L’architetto ritrovato
L’ungherese Béla Angelus firmò importanti interventi in città dagli anni Trenta ai Settanta Ora la sua figura esce dall’oblio grazie al recupero del ricco archivio
«Digitare il nome Béla Angelus in rete è frustrante: di lui non c’è traccia», dice la figlia Margherita. Anche cambiando il nome proprio — Angelus per vezzo si faceva chiamare anche Adalberto — la ricerca finisce in nulla. Come se l’architetto, ungherese di nascita (Budapest 1903) e milanese dalla seconda metà degli anni Trenta (morirà qui, nel 1993), non fosse mai esistito. «Eppure basta camminare per la città per vedere alcuni dei suoi lavori più significativi», rimarca la figlia.
Quattro anni fa la signora vende l’ultimo studio del padre, in via Anfossi 36 (condominio da lui progettato nel 1961). Il colpo di scena avviene in cantina (la cui esistenza era ignorata), dove emerge il grande archivio: lucidi, disegni tecnici, prospettive e planimetrie, foto. In totale, un migliaio di documenti. «Papà era un professionista da diciotto ore di lavoro al giorno, aveva un’energia incredibile, forse per il suo passato da giocatore di pallanuoto della nazionale ungherese», racconta. «Davanti a tutti quei disegni a china così precisi, che svelano la sua lunga carriera, mi sono ribellata. Sparire così? No, dovevo riportare alla luce il suo nome».

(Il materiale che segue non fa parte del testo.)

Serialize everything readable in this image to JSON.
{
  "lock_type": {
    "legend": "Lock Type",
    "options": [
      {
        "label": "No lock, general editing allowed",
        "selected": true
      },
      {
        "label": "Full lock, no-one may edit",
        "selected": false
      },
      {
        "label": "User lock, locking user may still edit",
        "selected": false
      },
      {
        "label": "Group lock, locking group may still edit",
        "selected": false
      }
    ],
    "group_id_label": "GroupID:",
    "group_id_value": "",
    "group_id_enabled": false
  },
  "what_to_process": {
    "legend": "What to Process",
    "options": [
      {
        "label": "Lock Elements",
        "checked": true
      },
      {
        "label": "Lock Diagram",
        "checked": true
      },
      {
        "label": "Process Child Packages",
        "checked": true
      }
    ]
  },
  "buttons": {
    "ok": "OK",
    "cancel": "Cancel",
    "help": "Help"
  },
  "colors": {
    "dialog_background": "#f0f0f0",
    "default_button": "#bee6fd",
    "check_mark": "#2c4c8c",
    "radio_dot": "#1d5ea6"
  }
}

Margherita è storica dell’arte, mastica architettura a sufficienza per capire che può puntare in alto. L’archivio viene mostrato a Ornella Selvafolta, emerito di Storia dell’Architettura del Politecnico di Milano: la docente mette in contatto l’erede con il Casva, il Centro Alti Studi sulle Arti Visive, che conserva gli archivi di progettisti noti legati a Milano. «La donazione è stata una gioia immensa, il suo lavoro verrà studiato e valorizzato». Il Casva in questi giorni è chiuso, ma l’architettura e il design di interni di Angelus iniziano da oggi e per tutta la settimana a tornare visibili via Facebook.

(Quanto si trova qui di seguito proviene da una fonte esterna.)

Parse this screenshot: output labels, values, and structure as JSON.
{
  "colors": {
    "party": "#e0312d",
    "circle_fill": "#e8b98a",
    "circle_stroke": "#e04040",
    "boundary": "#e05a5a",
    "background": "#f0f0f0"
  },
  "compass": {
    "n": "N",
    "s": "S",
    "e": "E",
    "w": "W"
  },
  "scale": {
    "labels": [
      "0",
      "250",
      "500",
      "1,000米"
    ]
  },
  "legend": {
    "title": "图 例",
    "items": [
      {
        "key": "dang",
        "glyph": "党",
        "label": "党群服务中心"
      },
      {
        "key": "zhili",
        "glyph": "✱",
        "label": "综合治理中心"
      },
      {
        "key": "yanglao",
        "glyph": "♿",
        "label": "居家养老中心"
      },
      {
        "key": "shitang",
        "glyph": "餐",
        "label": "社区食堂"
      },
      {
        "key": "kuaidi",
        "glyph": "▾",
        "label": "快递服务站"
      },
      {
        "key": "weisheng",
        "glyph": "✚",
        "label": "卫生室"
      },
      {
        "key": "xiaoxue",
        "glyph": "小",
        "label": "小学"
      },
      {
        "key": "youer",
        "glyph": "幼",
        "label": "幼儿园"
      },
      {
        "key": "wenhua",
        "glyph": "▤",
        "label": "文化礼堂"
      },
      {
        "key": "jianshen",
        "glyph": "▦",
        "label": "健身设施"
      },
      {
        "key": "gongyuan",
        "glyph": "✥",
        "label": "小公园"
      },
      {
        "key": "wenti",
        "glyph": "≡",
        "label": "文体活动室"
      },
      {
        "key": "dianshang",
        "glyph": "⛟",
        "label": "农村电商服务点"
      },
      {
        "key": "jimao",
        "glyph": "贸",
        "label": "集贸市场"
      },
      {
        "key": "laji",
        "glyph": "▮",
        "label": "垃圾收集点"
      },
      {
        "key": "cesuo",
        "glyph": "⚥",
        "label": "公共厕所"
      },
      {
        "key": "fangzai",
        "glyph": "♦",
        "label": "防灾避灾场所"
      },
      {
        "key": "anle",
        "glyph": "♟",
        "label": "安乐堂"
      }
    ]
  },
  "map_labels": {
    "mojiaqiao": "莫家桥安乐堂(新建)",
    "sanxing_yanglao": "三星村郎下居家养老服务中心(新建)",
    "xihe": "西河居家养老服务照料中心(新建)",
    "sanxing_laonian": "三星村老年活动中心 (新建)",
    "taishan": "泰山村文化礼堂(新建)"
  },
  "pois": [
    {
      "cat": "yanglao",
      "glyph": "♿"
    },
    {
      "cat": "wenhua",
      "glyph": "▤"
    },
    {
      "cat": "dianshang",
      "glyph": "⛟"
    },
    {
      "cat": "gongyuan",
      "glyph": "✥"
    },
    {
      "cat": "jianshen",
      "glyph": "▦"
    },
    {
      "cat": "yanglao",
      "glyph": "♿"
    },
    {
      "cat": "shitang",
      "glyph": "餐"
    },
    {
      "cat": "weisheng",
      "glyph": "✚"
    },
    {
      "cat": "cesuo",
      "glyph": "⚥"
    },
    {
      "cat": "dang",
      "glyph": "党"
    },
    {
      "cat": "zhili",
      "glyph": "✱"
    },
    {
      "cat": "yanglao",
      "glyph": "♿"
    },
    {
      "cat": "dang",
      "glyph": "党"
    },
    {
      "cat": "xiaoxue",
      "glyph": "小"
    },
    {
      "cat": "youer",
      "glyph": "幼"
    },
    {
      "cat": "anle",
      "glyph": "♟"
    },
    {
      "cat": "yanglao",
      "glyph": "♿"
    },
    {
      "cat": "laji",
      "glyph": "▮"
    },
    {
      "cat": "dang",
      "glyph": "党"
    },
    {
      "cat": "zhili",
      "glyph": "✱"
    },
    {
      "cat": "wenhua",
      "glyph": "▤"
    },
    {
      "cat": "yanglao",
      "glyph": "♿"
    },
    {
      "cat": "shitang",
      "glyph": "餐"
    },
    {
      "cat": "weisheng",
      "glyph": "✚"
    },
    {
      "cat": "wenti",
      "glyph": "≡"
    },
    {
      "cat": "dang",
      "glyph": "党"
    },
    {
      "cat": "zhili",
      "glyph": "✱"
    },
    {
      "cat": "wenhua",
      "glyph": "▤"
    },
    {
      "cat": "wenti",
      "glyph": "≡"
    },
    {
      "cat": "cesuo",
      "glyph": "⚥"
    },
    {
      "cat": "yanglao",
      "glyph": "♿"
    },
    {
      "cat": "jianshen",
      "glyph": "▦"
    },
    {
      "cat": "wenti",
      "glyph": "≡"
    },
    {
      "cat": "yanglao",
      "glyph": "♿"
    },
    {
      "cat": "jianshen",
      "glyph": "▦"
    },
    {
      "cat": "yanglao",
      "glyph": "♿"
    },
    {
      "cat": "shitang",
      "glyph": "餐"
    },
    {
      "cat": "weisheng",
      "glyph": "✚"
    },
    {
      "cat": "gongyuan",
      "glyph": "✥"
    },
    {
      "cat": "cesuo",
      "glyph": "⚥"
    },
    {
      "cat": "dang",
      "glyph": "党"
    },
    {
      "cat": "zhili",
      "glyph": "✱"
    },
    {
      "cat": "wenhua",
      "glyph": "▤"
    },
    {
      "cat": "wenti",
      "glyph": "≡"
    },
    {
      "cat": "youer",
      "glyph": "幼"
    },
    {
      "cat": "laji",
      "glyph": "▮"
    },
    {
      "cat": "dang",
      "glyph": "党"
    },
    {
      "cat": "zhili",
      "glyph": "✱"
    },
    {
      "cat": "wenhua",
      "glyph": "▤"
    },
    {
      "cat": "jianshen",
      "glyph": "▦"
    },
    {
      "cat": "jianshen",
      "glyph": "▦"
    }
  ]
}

Il suo progetto più importante è il complesso residenziale di piazzetta Guastalla (anno 1954, realizzato con l’ingegnere Raffaele Merendi, con cui collaborerà fino al ’65): i condomini hanno l’affaccio interno sul verde, è la natura che diventa tessuto connettivo, un concetto abitativo nuovo per il periodo, come è nuova l’idea del garage sotterraneo. «Fra i primi inquilini, la cantante Renata Tebaldi e il giurista Nicola Jaeger, mentre in tempi più recenti ha abitato qui Fernanda Pivano. Mio padre disegnò anche gli interni di una decina di appartamenti». Il modello viene replicato in via Vincenzo Monti 79-81 e, più in periferia, fra via Murillo e via Martiri Triestini. Angelus firma anche Casa Testori in via Lorenzo da Credi, lo stabile di viale Papiniano 49, la ditta Gallo in via Salomone e la pellicceria Levi in via Torino. Oltre a moltissimi arredi di negozi. «Il suo primo contributo è Palazzo Toro», conclude la figlia. «Il suo nome non risulta in nessuna carta accanto a Lancia e Merendi, del resto era appena arrivato, forse non era possibile, ma conobbe Merendi proprio allora e ho ritrovato tantissimi progetti relativi alla costruzione, fra cui anche quelli dei negozi sotto il porticato».